APS (PDW) – Extracting Load and Query Stats

Hi, this is a short blog post that may be useful to users of the PDW to get a full list of load statistics and query statistics. The main area to get statistics is the PDW dashboard, but in a lot of cases this is not enough. It is even worse if best practice has not been implemented and labels for queries are not used then the dashboard becomes less use than a chocolate teapot.
So in order to extract load information from the APS the following query is rather useful, note that this will only pull back information on backups, restores and loads, if you loaded data using “insert into” for example information would not show in the results.

SELECT

r.[run_id], r.[name], r.[submit_time], r.[start_time], r.[end_time], r.[total_elapsed_time], r.[operation_type],

r.[mode], r.[database_name], r.[table_name], l.[name], r.[session_id], r.[request_id], r.[status], r.[progress], case when r.[command] is null

then q.[command] else r.[command] end as [command], r.[rows_processed], r.[rows_rejected], r.[rows_inserted] from sys.pdw_loader_backup_runs r

join sys.sql_logins l on r.principal_id = l.principal_id

left outer join sys.dm_pdw_exec_requests q on r.[request_id] = q.[request_id] where r.[operation_type] = ‘LOAD’

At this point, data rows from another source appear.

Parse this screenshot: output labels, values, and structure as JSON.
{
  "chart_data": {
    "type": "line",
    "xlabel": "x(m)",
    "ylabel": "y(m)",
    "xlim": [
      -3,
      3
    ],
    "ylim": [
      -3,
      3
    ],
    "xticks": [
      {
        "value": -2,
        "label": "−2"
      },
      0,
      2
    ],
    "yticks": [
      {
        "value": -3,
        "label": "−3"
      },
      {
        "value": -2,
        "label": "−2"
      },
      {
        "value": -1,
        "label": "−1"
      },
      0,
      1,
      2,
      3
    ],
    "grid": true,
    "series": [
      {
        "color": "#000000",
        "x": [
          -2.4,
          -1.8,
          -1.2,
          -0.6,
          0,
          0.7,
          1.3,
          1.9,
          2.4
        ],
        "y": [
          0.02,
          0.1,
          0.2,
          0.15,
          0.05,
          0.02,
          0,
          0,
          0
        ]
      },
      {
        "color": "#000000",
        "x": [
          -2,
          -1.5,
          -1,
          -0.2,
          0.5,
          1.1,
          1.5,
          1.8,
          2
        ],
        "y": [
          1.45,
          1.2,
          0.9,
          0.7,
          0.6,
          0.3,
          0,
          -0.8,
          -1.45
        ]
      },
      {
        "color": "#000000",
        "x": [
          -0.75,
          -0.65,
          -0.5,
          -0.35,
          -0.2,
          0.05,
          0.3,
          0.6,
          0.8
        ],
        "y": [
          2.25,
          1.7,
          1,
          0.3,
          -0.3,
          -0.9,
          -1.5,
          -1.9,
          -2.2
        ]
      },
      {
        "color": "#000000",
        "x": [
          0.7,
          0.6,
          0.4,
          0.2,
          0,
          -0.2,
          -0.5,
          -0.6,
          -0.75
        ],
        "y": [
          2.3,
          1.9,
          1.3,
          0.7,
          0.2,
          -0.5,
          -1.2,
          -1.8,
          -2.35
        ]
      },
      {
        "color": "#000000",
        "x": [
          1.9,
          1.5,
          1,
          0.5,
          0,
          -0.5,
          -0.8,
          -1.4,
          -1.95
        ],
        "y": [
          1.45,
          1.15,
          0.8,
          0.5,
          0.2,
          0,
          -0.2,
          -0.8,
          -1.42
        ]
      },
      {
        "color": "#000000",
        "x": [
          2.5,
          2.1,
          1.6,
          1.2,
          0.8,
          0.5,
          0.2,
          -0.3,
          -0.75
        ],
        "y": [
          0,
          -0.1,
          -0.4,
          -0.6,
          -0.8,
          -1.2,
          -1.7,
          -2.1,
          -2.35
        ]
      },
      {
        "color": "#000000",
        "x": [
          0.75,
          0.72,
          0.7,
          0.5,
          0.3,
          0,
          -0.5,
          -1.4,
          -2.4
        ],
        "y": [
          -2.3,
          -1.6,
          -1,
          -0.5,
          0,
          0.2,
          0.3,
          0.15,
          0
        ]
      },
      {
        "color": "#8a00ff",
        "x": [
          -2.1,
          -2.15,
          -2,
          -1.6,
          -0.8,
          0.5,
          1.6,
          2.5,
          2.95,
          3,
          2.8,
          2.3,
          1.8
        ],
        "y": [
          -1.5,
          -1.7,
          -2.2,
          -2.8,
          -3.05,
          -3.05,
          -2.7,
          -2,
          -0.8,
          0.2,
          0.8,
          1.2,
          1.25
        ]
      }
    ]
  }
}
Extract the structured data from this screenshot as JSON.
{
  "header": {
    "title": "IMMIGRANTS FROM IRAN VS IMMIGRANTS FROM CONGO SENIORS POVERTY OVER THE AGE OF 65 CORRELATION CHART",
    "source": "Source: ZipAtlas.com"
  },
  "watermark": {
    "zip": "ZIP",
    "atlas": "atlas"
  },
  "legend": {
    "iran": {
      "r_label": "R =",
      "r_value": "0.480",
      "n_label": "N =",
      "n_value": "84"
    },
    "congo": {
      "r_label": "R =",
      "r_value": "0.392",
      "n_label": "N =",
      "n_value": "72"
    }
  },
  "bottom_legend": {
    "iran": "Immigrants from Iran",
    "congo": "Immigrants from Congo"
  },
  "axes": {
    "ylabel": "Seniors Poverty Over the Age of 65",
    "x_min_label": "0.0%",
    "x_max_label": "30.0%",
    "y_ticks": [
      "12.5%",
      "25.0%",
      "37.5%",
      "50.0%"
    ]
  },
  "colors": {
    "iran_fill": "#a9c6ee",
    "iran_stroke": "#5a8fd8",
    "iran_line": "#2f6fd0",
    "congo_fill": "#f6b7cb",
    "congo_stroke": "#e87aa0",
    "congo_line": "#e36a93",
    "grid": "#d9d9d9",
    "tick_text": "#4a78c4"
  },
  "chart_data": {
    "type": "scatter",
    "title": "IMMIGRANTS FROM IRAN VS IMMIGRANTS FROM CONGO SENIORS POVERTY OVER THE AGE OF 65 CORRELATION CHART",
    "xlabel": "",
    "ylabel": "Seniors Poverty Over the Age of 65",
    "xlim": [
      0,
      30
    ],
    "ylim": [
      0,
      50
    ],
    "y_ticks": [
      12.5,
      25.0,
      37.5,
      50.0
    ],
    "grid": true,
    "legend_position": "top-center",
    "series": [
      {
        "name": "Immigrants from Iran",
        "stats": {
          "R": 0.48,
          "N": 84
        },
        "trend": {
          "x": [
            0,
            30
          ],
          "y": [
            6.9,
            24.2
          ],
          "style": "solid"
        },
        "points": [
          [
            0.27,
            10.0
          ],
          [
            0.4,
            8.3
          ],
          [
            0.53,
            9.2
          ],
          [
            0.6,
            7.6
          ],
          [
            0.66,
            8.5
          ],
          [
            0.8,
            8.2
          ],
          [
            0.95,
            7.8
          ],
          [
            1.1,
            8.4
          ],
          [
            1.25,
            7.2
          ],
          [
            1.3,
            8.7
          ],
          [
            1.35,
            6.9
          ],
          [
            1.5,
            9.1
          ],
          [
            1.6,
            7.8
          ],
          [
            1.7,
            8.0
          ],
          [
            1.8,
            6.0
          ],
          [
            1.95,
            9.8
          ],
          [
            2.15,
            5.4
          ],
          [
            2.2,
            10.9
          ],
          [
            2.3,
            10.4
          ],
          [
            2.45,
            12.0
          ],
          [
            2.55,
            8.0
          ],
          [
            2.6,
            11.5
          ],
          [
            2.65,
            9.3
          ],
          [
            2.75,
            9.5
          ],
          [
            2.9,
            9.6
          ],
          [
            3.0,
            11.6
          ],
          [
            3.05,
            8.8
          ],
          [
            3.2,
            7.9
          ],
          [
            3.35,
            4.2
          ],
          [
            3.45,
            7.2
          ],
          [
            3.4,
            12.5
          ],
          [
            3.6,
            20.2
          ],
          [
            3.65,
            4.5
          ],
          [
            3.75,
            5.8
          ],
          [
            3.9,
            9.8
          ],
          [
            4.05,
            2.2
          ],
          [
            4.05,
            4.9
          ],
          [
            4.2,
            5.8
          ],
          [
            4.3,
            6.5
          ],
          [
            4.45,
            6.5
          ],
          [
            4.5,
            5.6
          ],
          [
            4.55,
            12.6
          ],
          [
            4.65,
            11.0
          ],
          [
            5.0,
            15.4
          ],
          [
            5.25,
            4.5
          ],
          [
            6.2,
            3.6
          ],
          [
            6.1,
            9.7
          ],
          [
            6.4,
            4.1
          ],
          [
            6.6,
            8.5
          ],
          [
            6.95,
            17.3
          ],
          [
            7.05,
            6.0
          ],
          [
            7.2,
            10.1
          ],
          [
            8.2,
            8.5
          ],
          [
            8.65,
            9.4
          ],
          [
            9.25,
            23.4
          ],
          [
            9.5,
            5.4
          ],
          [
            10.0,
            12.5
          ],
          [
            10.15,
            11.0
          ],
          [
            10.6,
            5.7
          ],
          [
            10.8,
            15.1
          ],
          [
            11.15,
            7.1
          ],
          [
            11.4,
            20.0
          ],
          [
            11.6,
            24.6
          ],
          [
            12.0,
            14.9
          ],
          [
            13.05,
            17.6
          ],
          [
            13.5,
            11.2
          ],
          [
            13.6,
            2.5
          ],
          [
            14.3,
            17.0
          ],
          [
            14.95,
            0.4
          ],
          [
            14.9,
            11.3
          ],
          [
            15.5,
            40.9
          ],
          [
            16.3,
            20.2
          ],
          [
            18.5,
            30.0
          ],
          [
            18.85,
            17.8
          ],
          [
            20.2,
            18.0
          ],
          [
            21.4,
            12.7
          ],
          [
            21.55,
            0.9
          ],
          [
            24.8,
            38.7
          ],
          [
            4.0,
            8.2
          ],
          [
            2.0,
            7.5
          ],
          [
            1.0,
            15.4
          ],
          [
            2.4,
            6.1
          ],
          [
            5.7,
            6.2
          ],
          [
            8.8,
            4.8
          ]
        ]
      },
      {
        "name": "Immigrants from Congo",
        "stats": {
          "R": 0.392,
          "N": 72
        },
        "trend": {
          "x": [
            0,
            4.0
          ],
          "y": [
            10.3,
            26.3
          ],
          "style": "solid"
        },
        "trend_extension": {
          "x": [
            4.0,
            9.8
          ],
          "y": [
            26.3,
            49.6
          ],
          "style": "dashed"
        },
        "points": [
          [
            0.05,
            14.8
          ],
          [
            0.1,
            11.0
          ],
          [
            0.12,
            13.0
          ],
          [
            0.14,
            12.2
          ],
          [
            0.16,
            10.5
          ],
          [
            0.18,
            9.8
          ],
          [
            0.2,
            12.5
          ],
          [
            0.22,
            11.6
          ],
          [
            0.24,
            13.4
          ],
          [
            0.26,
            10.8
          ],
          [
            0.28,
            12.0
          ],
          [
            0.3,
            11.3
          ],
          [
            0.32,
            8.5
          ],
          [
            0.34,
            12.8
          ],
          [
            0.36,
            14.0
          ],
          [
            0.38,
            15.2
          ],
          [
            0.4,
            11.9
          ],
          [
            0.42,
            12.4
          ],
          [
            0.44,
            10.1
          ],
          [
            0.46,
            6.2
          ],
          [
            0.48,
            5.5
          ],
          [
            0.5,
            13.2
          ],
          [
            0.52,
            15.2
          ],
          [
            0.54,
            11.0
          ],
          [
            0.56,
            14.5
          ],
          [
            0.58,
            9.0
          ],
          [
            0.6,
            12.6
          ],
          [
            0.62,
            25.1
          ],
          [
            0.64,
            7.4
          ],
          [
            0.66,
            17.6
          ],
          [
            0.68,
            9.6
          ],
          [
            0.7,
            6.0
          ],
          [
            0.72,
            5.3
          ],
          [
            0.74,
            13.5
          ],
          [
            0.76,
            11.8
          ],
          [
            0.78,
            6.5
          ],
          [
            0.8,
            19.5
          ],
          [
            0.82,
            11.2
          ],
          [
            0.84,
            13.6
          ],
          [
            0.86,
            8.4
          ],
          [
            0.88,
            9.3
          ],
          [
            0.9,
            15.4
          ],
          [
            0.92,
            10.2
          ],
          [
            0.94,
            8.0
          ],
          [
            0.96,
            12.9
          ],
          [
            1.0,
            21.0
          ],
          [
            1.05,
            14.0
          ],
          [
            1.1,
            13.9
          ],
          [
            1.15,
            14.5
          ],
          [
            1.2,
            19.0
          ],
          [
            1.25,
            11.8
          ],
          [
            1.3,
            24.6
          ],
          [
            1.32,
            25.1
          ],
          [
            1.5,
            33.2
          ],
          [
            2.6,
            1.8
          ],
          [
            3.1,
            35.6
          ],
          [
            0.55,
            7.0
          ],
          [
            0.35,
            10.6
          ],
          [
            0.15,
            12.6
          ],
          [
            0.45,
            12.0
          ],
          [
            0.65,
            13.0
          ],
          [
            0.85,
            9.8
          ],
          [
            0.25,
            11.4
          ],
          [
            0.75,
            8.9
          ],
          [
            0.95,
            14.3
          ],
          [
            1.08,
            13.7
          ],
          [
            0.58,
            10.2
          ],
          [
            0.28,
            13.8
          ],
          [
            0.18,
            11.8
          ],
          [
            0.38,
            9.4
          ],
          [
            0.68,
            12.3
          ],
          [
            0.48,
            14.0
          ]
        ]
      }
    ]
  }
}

–AND l.[name] = ‘someusername’

order by CASE UPPER(r.[status])

WHEN ‘RUNNING’ THEN 0 WHEN ‘QUEUED’ THEN 1 ELSE 2 END ASC , ISNULL(r.[submit_time], SYSDATETIME())

DESC OPTION (label = ‘Rd_DataLoads’)

Note in the preceding statement a line is commented out. This line can be used to find loads completed by a specific user. The DMV for loads sys.pdw_loader_backup_runs stores all loads over time and persists after a region restart. Again best practice should be in place where users are logging into the PDW with their own user (or windows auth if possible) NOT sa! Finally note the use of labels:

OPTION (label = ‘some comment in here’) 

Labels can then be used either in the queries you use on this page or even through the dashboard where you can see a column for labels. I would recommend your team applying some naming conventions or standards for labelling. Next query below is useful for pulling back a list of all queries that have been executed on the APS:

select q.[request_id], q.[status], q.[submit_time] as start_time, q.[end_time], q.[total_elapsed_time], q.[command], q.[error_id], q.[session_id], s.[login_name], q.[label]

from sys.dm_pdw_exec_requests q inner join sys.dm_pdw_exec_sessions s on s.[session_id] = q.[session_id]

where LEFT(s.client_id, 9) <> ‘127.0.0.1’

order by [start_time] desc OPTION (label = ‘Rd_Query_history’)

This will give you a list of all queries performed by all users of the APS, however the DMV used: sys.dm_pdw_exec_requests only stores up to 10,000 rows so depending on the usage of the APS the query above will only give you a very recent snapshot of query performance. My recommendation for both of the above queries would be to set up SQL Agent job on the loading server to extract these stats, from the PDW, into a dedicated stats database on the loading server. You could then use SSRS or any other tool to do some proactive monitoring of large/long loads and queries for example. At worst you have a nice log of data over time should you start to get feedback about degrading performance for example.